In Mexico, foreigners are not allowed direct ownership of real property. Bank trusts, or fideicomisos, are the vehicle foreigners have to net the benefits of home ownership. A Mexican bank serves as trustee, legal owner, and titleholder; the foreign buyer becomes beneficiary of the trust and has exclusive right to use and control the property. Fideicomisos are continuously renewable, allowing the property to be willed from generation to generation, mortgaged, or sold at any time. Leading international companies offer title insurance.
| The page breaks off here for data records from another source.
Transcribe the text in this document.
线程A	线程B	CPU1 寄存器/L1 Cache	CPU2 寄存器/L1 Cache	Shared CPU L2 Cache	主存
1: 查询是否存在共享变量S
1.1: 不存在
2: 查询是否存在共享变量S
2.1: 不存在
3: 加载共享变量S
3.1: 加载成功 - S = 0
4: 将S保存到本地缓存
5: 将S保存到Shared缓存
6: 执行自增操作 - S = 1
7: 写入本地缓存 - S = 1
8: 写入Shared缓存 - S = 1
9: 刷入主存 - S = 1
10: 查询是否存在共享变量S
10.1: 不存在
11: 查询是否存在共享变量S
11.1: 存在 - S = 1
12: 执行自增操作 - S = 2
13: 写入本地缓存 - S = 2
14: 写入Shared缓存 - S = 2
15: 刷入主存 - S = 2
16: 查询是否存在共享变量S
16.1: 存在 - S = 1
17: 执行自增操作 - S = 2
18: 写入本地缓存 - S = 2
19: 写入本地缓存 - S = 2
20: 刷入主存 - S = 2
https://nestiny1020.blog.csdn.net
Financing a foreign residence requires careful thought, because you’re dealing in international currency. Betsy Brill and Ken Kobre of San Francisco discovered that several years ago. In 2002, they paid $250,000 for a 200-year-old Provencal home in a tiny French village. “At the time, the dollar was very strong and prices were reasonable,” Brill says. They put 20 percent down and secured a 15-year mortgage with a French bank at 5.5 percent.
A few years later, the exchange rate soured and the couple was paying much more in U.S. dollars than they had originally budgeted. “We refinanced our San Francisco home and paid off the French mortgage.” Brill says. “We should have done that in the first place. That’s what I tell friends who are considering buying a foreign property.”
Another way to acquire property abroad is with fractional-interest ownership. Donald Herbert, the Burbank-based owner of a luxury travel company, wanted a villa outside Florence, Italy, without the hassles and cost of full ownership. For $540,000, he purchased a one-tenth interest in a 3,800-square-foot, $5 million villa at Castello Di Casole, a private resort and residence club in Tuscany. He enjoys four weeks’ annual use of his villa, which includes the services of a full-time cook, housekeeper, and personal concierge. “[Fractional ownership] works best for me because I can enjoy my home, the resort, and the countryside without worrying about anything,” Herbert says. A property house manager takes care of all maintenance, security, and other facets of daily life.
“All the things you expect in a luxury situation are even more important internationally when you’re in a 300-year-old villa and you want your wireless working,” says David Burden, president of Timbers Co., developer of Castello Di Casole.
No matter where or what you buy internationally, let the principle of caveat emptor be your guide.